Pak Raharjo, yang juga berada di dekatnya, tersenyum bangga. "Rendy, Misha, kalian sudah seperti anak kami sendiri. Kami doakan semoga kalian selalu bahagia dan langgeng sampai akhir hayat."
Misha dan Rendy mengangguk, lalu memeluk Pak Raharjo dan Bu Lastri erat. Momen itu terasa begitu sakral. Mereka tahu, mereka telah menemukan keluarga yang tulus. Keluarga yang akan selalu ada untuk mereka.

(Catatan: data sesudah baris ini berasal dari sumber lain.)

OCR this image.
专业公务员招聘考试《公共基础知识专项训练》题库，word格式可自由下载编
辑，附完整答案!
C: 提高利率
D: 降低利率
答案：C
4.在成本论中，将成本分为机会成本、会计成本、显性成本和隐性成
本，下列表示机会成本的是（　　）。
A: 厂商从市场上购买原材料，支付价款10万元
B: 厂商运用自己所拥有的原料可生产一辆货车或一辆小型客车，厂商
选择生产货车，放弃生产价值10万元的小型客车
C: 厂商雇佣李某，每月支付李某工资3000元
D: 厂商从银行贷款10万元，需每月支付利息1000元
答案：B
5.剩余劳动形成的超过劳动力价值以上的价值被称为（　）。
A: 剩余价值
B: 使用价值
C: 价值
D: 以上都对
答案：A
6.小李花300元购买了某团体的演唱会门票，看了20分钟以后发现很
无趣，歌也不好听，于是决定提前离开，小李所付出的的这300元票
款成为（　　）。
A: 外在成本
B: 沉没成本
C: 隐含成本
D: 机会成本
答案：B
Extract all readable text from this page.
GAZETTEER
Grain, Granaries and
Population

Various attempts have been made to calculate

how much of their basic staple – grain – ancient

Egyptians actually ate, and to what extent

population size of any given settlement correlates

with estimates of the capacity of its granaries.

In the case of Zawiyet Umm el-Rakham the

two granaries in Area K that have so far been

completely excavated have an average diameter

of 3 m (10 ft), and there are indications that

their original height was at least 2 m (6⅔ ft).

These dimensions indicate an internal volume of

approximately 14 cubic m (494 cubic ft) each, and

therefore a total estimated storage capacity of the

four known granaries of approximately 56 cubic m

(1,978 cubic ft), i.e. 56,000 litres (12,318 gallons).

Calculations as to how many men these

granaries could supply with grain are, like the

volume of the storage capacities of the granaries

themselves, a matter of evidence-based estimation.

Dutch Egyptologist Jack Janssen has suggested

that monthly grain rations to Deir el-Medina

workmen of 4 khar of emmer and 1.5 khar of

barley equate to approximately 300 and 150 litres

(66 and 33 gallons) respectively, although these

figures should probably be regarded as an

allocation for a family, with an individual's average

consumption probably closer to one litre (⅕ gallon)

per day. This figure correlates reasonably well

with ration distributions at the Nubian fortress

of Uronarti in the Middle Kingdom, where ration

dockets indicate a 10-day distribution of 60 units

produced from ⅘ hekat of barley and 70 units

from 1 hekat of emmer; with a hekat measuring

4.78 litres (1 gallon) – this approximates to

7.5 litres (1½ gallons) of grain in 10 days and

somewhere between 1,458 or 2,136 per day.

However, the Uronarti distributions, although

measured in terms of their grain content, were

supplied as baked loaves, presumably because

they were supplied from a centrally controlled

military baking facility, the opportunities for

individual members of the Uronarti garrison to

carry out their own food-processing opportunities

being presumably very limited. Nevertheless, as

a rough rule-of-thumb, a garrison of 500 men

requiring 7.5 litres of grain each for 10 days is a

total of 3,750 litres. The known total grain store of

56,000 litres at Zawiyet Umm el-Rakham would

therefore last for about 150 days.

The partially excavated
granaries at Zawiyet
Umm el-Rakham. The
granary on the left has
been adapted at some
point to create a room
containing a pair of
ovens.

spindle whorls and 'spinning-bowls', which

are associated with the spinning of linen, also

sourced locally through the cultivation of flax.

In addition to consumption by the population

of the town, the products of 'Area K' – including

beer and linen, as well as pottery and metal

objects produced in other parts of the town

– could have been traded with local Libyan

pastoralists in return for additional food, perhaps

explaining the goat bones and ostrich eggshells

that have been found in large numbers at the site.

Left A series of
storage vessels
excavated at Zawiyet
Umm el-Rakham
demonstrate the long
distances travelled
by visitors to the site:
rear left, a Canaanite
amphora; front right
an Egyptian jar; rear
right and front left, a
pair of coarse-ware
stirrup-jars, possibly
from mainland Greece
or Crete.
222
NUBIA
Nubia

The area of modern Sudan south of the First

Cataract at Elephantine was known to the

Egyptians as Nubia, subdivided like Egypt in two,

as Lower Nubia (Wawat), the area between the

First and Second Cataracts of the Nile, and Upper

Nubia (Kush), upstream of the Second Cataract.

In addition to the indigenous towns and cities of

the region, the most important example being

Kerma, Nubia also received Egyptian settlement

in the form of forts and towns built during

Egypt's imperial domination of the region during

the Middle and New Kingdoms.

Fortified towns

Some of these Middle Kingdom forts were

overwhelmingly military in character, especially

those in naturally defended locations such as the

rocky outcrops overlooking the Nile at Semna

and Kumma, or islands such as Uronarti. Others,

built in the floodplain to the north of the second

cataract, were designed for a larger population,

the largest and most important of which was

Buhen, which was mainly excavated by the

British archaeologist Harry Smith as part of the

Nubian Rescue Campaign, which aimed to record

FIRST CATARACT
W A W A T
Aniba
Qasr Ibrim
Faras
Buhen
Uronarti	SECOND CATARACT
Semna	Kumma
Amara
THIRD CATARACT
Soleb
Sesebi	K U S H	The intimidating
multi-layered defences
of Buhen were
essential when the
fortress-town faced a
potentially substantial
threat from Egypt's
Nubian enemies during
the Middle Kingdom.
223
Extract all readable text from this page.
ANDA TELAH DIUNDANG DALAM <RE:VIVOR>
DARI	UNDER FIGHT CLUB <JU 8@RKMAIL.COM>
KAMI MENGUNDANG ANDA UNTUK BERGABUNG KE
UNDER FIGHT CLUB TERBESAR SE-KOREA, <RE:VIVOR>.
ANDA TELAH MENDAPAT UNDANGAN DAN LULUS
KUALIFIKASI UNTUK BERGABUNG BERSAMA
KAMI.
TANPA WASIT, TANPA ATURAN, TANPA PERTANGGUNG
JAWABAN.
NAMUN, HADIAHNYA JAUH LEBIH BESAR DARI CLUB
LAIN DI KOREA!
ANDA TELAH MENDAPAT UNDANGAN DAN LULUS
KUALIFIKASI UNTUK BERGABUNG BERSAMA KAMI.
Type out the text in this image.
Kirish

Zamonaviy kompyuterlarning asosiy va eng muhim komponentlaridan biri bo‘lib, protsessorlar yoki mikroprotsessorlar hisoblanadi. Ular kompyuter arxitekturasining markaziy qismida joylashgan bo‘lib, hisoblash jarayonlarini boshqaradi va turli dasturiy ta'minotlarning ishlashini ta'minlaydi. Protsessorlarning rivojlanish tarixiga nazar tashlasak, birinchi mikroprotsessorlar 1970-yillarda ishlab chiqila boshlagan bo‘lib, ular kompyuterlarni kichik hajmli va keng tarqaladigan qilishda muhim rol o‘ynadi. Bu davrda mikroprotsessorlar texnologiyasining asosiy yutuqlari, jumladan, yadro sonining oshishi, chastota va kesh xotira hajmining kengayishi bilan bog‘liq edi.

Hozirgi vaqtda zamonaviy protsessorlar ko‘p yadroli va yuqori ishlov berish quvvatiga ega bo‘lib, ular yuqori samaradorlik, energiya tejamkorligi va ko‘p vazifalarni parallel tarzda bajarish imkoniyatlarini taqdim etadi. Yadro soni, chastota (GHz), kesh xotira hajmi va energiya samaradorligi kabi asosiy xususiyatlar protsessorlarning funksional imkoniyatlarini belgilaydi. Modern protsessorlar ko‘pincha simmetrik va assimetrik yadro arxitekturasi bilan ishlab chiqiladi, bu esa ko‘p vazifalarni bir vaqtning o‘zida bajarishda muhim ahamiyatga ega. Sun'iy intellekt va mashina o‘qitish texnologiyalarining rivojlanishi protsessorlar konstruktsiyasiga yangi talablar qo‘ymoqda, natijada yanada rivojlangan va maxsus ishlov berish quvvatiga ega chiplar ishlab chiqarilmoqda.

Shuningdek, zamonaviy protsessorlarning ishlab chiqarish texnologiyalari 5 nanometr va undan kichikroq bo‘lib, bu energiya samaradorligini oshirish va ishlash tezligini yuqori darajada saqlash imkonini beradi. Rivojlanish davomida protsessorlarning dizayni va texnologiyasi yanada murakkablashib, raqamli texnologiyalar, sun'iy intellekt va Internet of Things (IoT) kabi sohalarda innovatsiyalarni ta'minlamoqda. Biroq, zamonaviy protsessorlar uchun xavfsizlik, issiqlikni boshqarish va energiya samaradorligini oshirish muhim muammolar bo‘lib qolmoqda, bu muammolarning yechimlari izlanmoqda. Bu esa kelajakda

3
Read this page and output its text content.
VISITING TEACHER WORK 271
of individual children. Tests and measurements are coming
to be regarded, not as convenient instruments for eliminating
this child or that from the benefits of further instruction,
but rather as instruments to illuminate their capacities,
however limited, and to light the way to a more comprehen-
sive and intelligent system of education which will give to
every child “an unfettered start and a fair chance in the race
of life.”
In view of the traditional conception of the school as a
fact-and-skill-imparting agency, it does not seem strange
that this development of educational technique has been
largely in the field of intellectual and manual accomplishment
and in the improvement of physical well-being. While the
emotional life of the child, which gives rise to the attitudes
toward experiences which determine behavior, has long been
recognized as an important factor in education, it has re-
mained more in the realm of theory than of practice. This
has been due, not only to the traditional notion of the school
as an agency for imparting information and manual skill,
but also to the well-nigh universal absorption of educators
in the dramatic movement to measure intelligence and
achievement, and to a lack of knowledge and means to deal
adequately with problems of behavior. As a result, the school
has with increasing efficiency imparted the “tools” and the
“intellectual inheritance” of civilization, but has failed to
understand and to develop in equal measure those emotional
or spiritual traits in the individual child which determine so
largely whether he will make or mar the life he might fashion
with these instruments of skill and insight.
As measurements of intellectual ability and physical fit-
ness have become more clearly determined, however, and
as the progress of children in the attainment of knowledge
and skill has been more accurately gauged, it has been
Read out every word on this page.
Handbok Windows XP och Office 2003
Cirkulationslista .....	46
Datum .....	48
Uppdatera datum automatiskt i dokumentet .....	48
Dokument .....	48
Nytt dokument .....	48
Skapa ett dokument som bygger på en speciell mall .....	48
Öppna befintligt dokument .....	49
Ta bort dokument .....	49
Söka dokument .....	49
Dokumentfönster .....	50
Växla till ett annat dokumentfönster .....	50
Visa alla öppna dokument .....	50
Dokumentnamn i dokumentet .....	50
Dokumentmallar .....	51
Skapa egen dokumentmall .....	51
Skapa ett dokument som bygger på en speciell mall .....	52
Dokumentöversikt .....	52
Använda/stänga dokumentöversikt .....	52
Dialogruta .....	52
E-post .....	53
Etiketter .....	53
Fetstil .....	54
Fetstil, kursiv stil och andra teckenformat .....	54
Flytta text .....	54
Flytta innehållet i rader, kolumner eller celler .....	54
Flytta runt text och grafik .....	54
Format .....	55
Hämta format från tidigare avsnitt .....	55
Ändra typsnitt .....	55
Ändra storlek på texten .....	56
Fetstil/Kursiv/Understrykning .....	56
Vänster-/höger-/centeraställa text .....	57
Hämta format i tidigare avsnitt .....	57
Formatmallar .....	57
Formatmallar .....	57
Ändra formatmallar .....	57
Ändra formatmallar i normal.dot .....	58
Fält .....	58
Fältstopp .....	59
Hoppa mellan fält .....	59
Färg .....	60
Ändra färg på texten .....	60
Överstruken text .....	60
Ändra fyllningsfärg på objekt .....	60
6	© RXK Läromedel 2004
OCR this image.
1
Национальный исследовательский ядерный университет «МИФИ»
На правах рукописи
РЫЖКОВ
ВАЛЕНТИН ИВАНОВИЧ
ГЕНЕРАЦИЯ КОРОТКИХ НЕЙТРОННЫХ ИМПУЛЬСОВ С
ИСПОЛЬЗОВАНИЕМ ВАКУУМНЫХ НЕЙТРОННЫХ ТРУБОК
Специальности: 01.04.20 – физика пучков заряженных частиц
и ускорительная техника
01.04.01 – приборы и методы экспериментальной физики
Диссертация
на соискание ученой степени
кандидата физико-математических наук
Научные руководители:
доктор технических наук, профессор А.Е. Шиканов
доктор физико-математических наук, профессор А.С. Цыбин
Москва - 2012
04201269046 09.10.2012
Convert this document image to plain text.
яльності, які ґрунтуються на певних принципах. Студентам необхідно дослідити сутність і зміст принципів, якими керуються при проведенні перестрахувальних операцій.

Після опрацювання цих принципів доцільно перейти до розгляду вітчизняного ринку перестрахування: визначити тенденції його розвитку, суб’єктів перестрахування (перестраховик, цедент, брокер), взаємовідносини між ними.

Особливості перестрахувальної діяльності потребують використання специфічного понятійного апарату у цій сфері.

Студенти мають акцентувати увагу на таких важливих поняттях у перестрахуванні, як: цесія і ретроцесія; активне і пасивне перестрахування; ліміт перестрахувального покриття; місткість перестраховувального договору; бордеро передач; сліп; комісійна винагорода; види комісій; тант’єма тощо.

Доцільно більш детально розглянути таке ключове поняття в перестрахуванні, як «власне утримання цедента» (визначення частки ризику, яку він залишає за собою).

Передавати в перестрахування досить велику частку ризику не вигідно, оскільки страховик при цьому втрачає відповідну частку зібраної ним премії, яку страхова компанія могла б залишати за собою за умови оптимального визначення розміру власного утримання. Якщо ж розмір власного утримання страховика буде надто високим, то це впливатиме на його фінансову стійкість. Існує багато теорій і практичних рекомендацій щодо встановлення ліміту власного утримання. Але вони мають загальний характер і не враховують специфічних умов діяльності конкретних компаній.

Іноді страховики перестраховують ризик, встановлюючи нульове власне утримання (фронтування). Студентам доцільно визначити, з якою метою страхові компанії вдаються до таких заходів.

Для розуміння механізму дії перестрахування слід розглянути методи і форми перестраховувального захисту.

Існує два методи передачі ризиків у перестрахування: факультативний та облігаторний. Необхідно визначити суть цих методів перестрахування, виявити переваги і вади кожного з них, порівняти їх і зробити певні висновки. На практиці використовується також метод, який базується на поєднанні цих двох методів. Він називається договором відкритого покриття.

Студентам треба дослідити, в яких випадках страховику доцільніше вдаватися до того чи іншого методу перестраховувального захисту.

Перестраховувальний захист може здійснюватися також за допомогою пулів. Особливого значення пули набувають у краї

Di sudut masjid, Hana memandang Misha dan Rendy. Hatinya penuh penyesalan. Ia telah kehilangan segalanya, sementara Misha mendapatkan kebahagiaan. Ia tahu, semua ini adalah karma atas perbuatannya. Namun, ia tidak lagi merasa iri. Ia hanya bisa berdoa, semoga Misha dan Rendy bahagia.
Ia melangkah maju, menghampiri Misha dan Rendy. Rendy dan Misha terkejut melihat Hana. Hana tersenyum tipis. "Misha, Rendy... selamat, ya. Aku... aku doakan yang terbaik untuk kalian."
Misha menatap Hana, matanya berkaca-kaca. "Terima kasih, Hana."
Hana mengangguk. Ia tidak bisa berkata-kata lagi. Ia hanya bisa tersenyum, lalu pergi. Ia tahu, ia harus melanjutkan hidupnya. Ia harus berjuang untuk Wina.
Pernikahan ini bukan hanya tentang menyatukan dua insan, tetapi juga tentang menyatukan hati-hati yang sempat terpisah. Pernikahan ini menjadi saksi, bahwa kebaikan dan ketulusan hati akan selalu menang.
Misha, yang kini resmi menjadi istri Rendy, memegang tangan suaminya erat. Ia menatap matanya, dan ia tahu, ia telah menemukan rumah. Ia telah menemukan kebahagiaan yang selama ini ia cari. Bukan pada harta, bukan pada ketenaran, melainkan pada hati yang tulus, dan cinta yang ikhlas.